Keep in mind that, even if all of the technology of today were hypothetically wiped out, we still have the knowledge that these things existed. Just as the climbers reaching the summit of Mt. Everest became common once Edmund Hillary and Tenzing Norgay proved it could be done, one of the most difficult barriers to invention is conceiving them in the first place; modern society will be re-invented much faster than it took to develop initially. Don’t expect that your horse-drawn plow or manual hand drill will be relevant for more than a generation. Invest in the equipment and knowledge to be part of the initiative that rebuilds the world; you will improve the lot of everyone you trade with, and profit in the process.
Plan for others, because others don’t plan
Unless you are fortunate enough (or proactive and resourceful enough to ensure) that you live in a mostly prepper-populated community, your neighbors will be unlikely to have prepared for – or even seriously considered – survival after a zombie apocalypse.

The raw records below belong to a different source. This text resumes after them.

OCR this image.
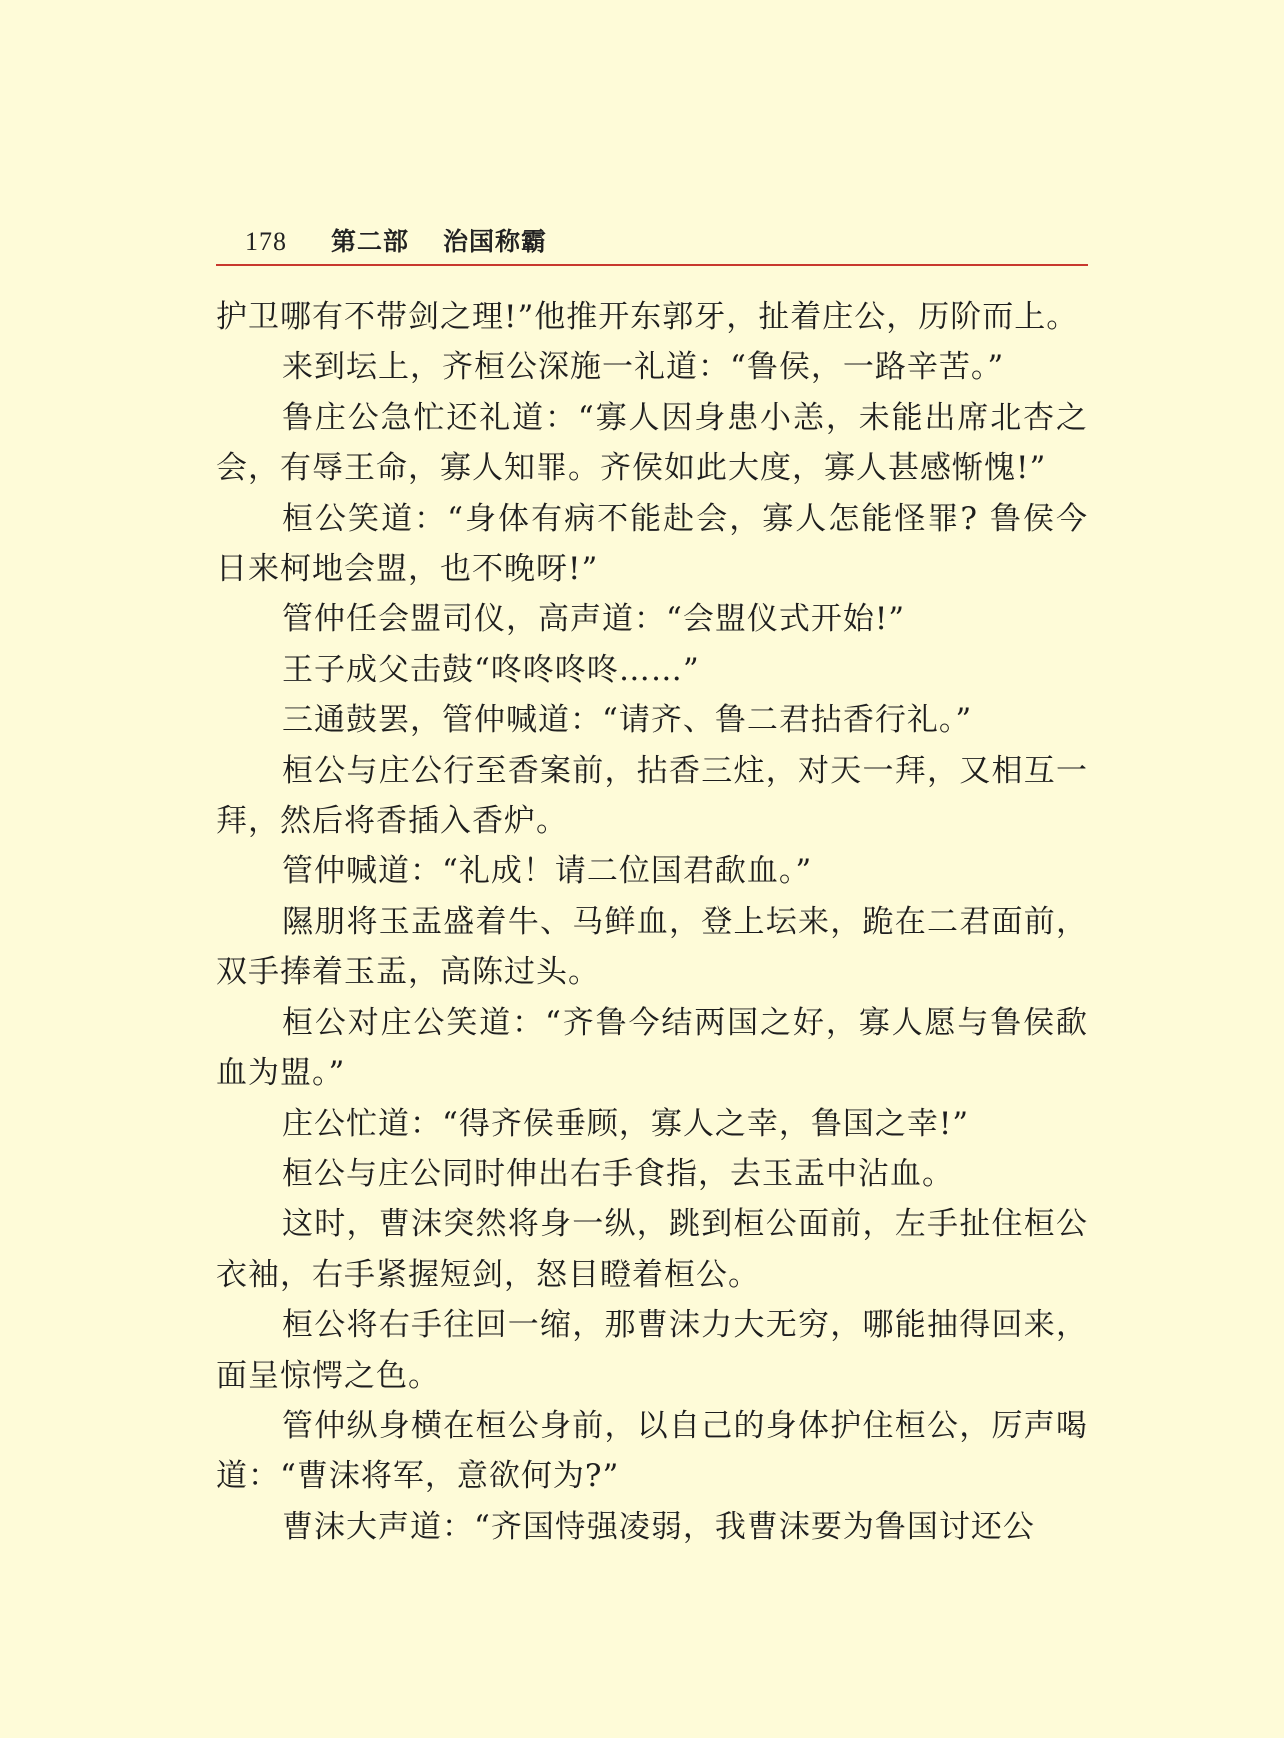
178 第二部 治国称霸

护卫哪有不带剑之理!”他推开东郭牙，扯着庄公，历阶而上。

来到坛上，齐桓公深施一礼道：“鲁侯，一路辛苦。”

鲁庄公急忙还礼道：“寡人因身患小恙，未能出席北杏之会，有辱王命，寡人知罪。齐侯如此大度，寡人甚感惭愧!”

桓公笑道：“身体有病不能赴会，寡人怎能怪罪? 鲁侯今日来柯地会盟，也不晚呀!”

管仲任会盟司仪，高声道：“会盟仪式开始!”

王子成父击鼓“咚咚咚咚……”

三通鼓罢，管仲喊道：“请齐、鲁二君拈香行礼。”

桓公与庄公行至香案前，拈香三炷，对天一拜，又相互一拜，然后将香插入香炉。

管仲喊道：“礼成！请二位国君歃血。”

隰朋将玉盂盛着牛、马鲜血，登上坛来，跪在二君面前，双手捧着玉盂，高陈过头。

桓公对庄公笑道：“齐鲁今结两国之好，寡人愿与鲁侯歃血为盟。”

庄公忙道：“得齐侯垂顾，寡人之幸，鲁国之幸!”

桓公与庄公同时伸出右手食指，去玉盂中沾血。

这时，曹沫突然将身一纵，跳到桓公面前，左手扯住桓公衣袖，右手紧握短剑，怒目瞪着桓公。

桓公将右手往回一缩，那曹沫力大无穷，哪能抽得回来，面呈惊愕之色。

管仲纵身横在桓公身前，以自己的身体护住桓公，厉声喝道：“曹沫将军，意欲何为?”

曹沫大声道：“齐国恃强凌弱，我曹沫要为鲁国讨还公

While you have no objective moral responsibility to provide for the negligence of others, the pragmatic reality remains that the productive capacity of your neighbors will directly impact your own standard of living. If all they can produce is the food to feed themselves (and probably not even that), then economically you are no better off than a mountain man in a cabin – in fact, you might even be worse off, since they’ll want you to share what you have, voluntarily or otherwise. If it is at all possible for you to encourage your neighbors to prepare or take up post-apocalyptic-marketable hobbies, or even for you to simply stock some means-of-production tools and books as barter items to get them started after-the-fact, the initial expense may be profitable for all in the long run.
What if the apocalypse never comes?
Most modern investment advisers are against gold, for the same reason I’ve already discussed: gold doesn’t generate wealth. Buying gold is not an investment, but rather a conversion from an unstable currency to a more stable one. Gold will perform well against cash during inflation, but the stock price of a successful company will inflate along with everything else and grow versus gold regardless. Investing in production/growth (including equipment and personal skills) makes sense not only for an apocalypse scenario, but also in current times. The best investments will yield returns in both.
I hope I’ve made a good case as to why gold is a bad investment for a total collapse. But what of a deep and long-term recession? As a store of value in a hard economy, when even wisely-chosen stocks are falling, gold should hold fairly well. A 30’s-style depression in a relatively free legal environment, however, is not much different from the supply deficit of an apocalypse. Your stockpiles and the ability of you and your community to produce will get you through the hard times, and continue to serve long after the gold would have run out.
But even with the right preps and skills, the worst that can happen isn’t what you thought.
Though my opinion may change in the future, it seems to me that the only good time to invest in gold is when it doesn’t really help all that much anyway. If you must store some form of currency for the long term after you’ve stocked up on basic supplies, then gold is the most stable. However, I think it wiser to invest your capital in growth and production, whether or not you expect economic collapse. He who has money will run out; he who earns money will not.